Padraig Harrington took his August earnings to a cool $1.3m at The Barclays and set his sights on a $10m FedEx Cup delivery.

The Dubliner continued his amazing turnaround in form when he snatched a share of second place behind shock winner Heath Slocum in the first event of the PGA Tour’s megabucks play-off series.

Sunday’s tie for second with Tiger Woods, Ernie Els and Steve Stricker was the 33rd runner-up finish of Harrington’s career, boosting him from 66th to 14th in the FedEx Cup points race.

But Harrington only has eyes for victory these days and a win in this week’s Deutsche Bank Championship at TPC Boston would give the Dubliner a great chance of pocketing the $10m pay-off for the top points winner after the season-ending Tour Championship in Atlanta from September 24-27.

Up two places to ninth in the world, Ireland's triple major winner is far from frustrated with his recent near misses, explaining: “I'm happy enough to be pushing along. I know wins will come along. If I don't win this week, maybe next week. That's the way it is.

“It's nice to be in contention. It's nice to play better as I got more in contention. That's always a good sign. My focus is better, I hit the ball better. Coming down the stretch, that's exactly where I want to be.”

Despite changing missed cuts for title charges, refused to get carried away by the dramatic turnaround in form that has seen him follow the worst seven months of his career with three successive top drawer performances.

Pleased with his last two weeks, he said: “It's only two tournaments. I think the first six months, that was frustrating.”

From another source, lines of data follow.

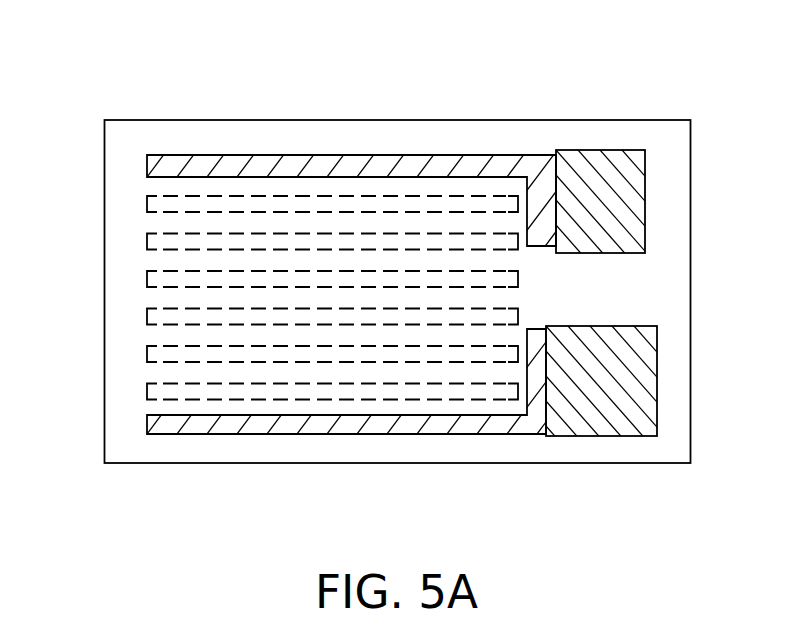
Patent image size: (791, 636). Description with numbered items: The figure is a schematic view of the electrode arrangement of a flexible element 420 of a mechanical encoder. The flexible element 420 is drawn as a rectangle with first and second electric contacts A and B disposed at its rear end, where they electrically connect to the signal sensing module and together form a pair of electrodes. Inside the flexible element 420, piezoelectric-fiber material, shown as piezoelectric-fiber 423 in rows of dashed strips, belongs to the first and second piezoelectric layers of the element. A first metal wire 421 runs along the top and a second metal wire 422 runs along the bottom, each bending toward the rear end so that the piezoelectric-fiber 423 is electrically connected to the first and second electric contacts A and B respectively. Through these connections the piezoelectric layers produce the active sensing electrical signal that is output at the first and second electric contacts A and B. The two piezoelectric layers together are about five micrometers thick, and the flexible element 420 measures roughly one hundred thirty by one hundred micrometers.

The flexible element 420 is at (348, 95).
The first metal wire 421 is at (210, 167).
The second metal wire 422 is at (210, 427).
The piezoelectric-fiber 423 is at (147, 204).
The first electric contact A is at (606, 422).
The second electric contact B is at (606, 180).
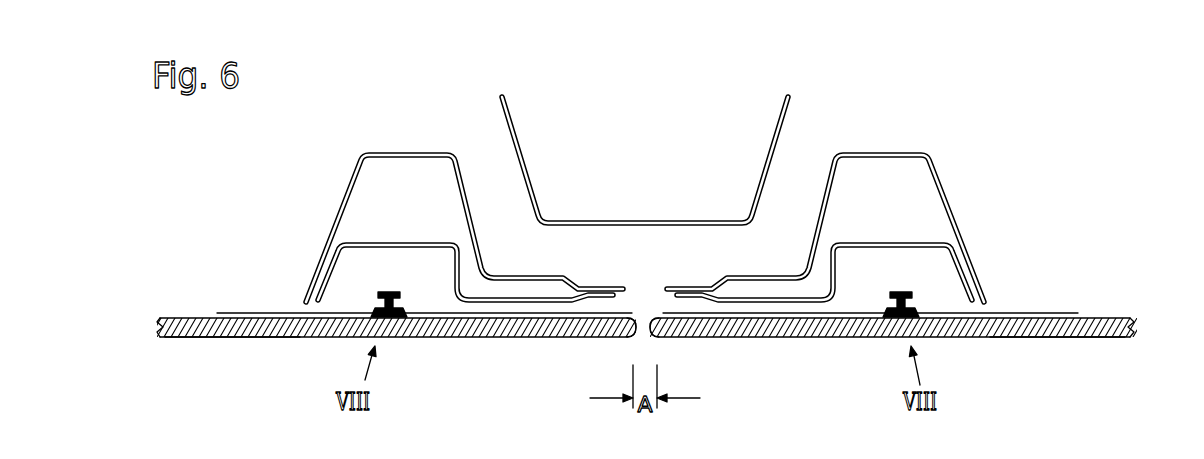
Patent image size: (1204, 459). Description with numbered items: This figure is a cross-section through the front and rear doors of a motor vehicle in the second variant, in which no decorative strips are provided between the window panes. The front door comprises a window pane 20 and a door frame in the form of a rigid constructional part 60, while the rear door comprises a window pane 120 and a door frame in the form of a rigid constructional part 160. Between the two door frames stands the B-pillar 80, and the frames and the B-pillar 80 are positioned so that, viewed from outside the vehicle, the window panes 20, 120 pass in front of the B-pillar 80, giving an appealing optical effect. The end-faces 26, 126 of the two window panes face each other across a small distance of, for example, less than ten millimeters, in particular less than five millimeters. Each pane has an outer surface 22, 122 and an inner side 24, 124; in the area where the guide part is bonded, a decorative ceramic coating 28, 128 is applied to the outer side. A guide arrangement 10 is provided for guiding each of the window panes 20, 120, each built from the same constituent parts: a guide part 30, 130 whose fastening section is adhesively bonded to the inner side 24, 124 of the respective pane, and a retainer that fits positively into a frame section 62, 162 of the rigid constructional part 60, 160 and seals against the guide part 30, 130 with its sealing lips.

The guide arrangement 10 is at (656, 207).
The window pane 20 is at (390, 324).
The outer surface 22 is at (233, 346).
The inner side 24 is at (199, 309).
The end-face 26 is at (638, 333).
The decorative ceramic coating 28 is at (176, 310).
The guide part 30 is at (400, 309).
The rigid constructional part 60 is at (342, 184).
The frame section 62 is at (388, 245).
The B-pillar 80 is at (688, 212).
The window pane 120 is at (897, 316).
The outer surface 122 is at (1071, 346).
The inner surface 124 is at (1094, 309).
The end-face 126 is at (652, 333).
The decorative coating 128 is at (1054, 310).
The guide part 130 is at (891, 308).
The rigid constructional part 160 is at (950, 178).
The frame section 162 is at (900, 245).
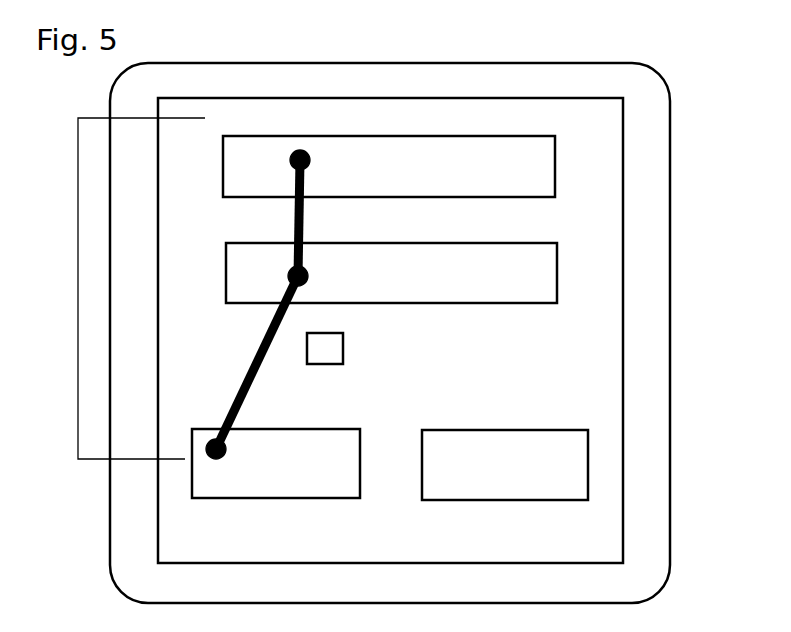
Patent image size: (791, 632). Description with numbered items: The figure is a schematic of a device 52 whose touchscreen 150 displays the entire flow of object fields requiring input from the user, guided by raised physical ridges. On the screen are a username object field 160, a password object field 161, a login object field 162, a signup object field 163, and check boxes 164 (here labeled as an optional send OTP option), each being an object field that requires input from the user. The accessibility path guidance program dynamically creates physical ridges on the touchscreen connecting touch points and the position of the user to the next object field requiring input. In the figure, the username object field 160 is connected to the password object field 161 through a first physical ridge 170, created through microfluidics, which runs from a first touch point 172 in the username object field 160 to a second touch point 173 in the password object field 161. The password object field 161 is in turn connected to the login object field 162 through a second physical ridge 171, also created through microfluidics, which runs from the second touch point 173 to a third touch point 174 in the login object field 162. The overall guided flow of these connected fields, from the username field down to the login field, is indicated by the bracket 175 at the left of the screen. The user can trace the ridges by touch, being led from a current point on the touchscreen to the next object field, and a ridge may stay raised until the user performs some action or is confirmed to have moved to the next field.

The mobile device 52 is at (568, 62).
The display screen 150 is at (590, 110).
The username object field 160 is at (557, 173).
The password object field 161 is at (552, 283).
The login object field 162 is at (270, 500).
The signup object field 163 is at (590, 447).
The check boxes 164 is at (340, 365).
The first physical ridge 170 is at (295, 223).
The second physical ridge 171 is at (248, 365).
The first touch point 172 is at (292, 152).
The second touch point 173 is at (291, 268).
The third touch point 174 is at (208, 442).
The gesture input region 175 is at (75, 305).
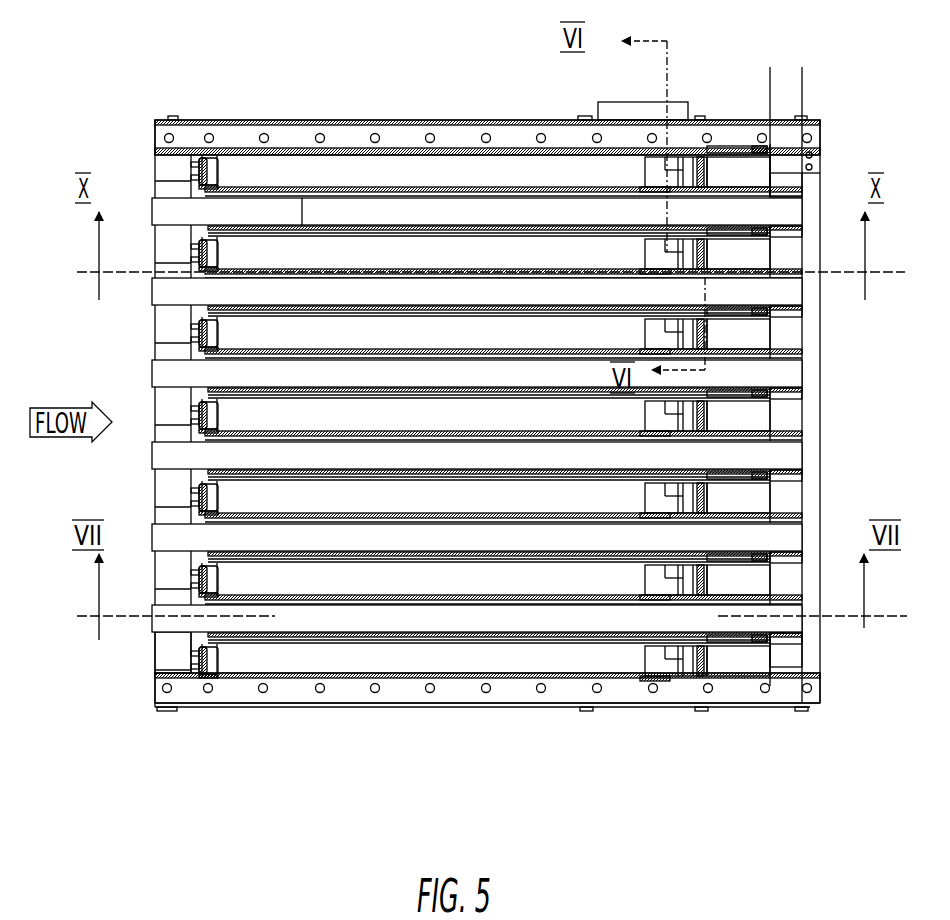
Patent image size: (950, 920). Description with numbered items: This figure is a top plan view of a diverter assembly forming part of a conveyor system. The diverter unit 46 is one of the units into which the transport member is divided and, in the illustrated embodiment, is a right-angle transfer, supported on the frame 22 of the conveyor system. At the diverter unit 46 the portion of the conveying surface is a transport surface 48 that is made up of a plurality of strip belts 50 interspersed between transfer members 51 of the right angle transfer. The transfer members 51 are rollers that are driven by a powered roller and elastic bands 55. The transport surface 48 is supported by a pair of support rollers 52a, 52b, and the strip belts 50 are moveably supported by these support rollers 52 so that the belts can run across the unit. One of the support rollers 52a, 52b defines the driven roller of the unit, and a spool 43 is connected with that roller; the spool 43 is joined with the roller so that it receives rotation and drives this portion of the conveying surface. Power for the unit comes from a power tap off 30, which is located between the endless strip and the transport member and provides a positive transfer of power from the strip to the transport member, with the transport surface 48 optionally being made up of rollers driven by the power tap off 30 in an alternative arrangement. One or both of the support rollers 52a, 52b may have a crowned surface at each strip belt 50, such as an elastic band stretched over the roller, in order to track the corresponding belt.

The diverter unit 46 is at (358, 75).
The frame 22 is at (385, 120).
The transfer members 51 is at (267, 243).
The support rollers 52 is at (443, 280).
The support roller 52a is at (798, 648).
The support roller 52b is at (153, 655).
The elastic bands 55 is at (690, 162).
The spool 43 is at (782, 150).
The power tap off 30 is at (808, 140).
The transport surface 48 is at (477, 415).
The strip belts 50 is at (590, 546).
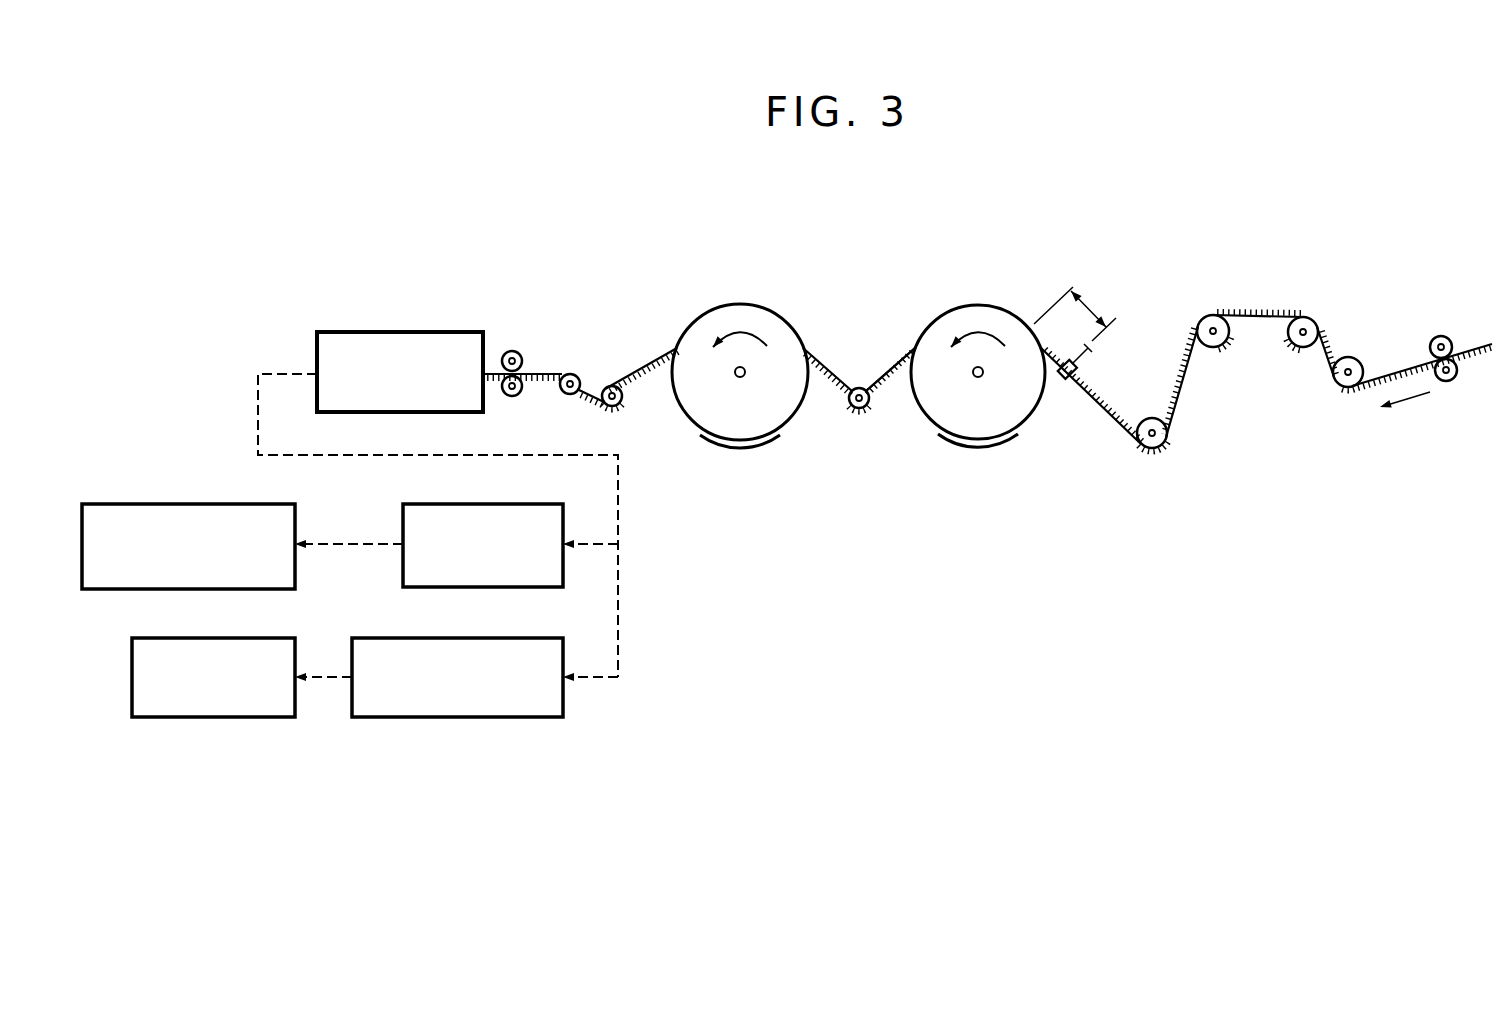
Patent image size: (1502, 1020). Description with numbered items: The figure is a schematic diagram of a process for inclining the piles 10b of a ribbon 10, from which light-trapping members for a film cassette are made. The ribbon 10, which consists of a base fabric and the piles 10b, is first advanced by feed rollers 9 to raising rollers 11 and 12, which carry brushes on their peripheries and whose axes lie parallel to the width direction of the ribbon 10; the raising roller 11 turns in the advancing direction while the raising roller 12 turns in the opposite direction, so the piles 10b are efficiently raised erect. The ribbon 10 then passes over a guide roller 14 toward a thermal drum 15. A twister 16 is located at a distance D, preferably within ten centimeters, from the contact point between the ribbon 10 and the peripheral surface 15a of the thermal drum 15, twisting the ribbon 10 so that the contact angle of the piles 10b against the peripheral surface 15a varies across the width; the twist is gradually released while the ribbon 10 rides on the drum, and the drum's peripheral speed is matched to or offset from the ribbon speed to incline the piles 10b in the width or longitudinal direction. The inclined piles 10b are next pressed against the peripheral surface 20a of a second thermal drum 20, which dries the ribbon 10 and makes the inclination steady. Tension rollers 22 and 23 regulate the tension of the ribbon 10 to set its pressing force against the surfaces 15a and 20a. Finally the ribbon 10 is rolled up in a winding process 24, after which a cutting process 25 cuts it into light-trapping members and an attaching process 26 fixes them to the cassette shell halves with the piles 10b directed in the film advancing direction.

The feed rollers 9 is at (1447, 383).
The ribbon 10 is at (1470, 338).
The piles 10b is at (892, 400).
The raising roller 11 is at (1302, 349).
The raising roller 12 is at (1213, 349).
The guide roller 14 is at (1152, 417).
The thermal drum 15 is at (984, 293).
The peripheral surface 15a is at (983, 440).
The twister 16 is at (1058, 392).
The distance D is at (1090, 310).
The thermal drum 20 is at (740, 291).
The peripheral surface 20a is at (740, 441).
The tension roller 22 is at (859, 387).
The tension roller 23 is at (612, 385).
The winding process 24 is at (405, 338).
The cutting process 25 is at (400, 563).
The attaching process 26 is at (172, 503).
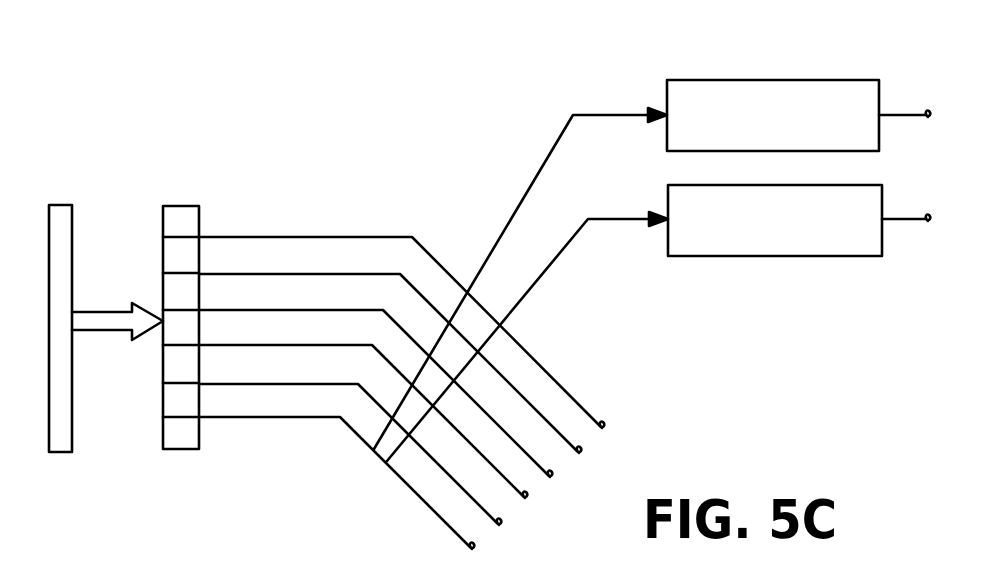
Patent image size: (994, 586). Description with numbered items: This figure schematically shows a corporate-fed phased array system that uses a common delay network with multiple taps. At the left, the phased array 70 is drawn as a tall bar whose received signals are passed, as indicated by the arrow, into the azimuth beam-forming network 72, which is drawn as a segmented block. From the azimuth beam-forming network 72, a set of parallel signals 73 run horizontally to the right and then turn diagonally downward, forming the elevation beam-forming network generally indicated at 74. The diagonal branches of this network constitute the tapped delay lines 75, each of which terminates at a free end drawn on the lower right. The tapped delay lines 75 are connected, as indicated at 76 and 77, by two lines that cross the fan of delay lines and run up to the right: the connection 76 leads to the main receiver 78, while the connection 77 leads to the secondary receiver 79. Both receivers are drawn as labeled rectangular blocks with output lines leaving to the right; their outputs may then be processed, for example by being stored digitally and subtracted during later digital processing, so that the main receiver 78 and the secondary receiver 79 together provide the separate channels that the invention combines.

The phased array 70 is at (62, 203).
The azimuth beam-forming network 72 is at (187, 205).
The signals 73 is at (248, 272).
The elevation beam-forming network 74 is at (338, 457).
The tapped delay lines 75 is at (500, 422).
The connection to main receiver 76 is at (610, 219).
The connection to secondary receiver 77 is at (607, 115).
The main receiver 78 is at (790, 256).
The secondary receiver 79 is at (803, 80).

Second in the Bridgestone Invitational ($665,000) and tenth in the US PGA ($150,633), Harrington pocketed $495,000 at Liberty National to take his August earnings over the million dollar mark.

He celebrated his 38th birthday in New York on Monday by attending the first day of the US Open tennis at Flushing Meadows as a guest of his sponsors Citizen.

And he revealed that the key to playing so well in recent weeks has been keeping on an even keel.

He said: “It was the change in my mindset that helped me to turn my form around, by getting myself more into my routines and target I felt so much better on the course.

“I was much happier as well; I wasn’t getting annoyed at myself for hitting a poor shot.”

But as Harrington appears to get better and better, world No 1 Woods is becomingly increasingly frustrated by his lack of form on the greens.

Could the American appears to be feeling the pressure as he approaches Jack Nickalus’ record of 18 major titles? His putting is certainly letting him down when it counts.

He failed to putt well in the Masters or the US Open and it was a similar story at the US PGA, where Korea’s YE Yang took advantage to became the first Asian-born major winner.

On Sunday Woods missed a seven footer on the 18th that would have given him the clubhouse lead and forced Stricker or Slocum to birdie the last for victory. He missed and Slocum made a 20 footer for par to win.

Shrugging off Woods' miss as the law of averages, Slocum said: “Usually he makes it. I guess you can't make 'em all.”

But it appears that Woods can’t make any of the big putts that count while Harrington has become the game’s top clutch putter.

The 14 footer he holed on the 18th on Sunday was the latest in a long list of top putts under pressure and if he can keep up the form he has shown over the past month, he is sure to challenge Woods for many majors over the next few years.

Right now he’s happy to concentrate on denying the world No 1 the FedEx Cup millions

He said: “I know that I need to win at least two of the four FedEx Cup tournaments to have a chance of winning it. The best way for me to do this is to get myself into contention on Sunday.”

Woods is still top of the FedEx Cup standings and has committed to playing the three remaining play-off events.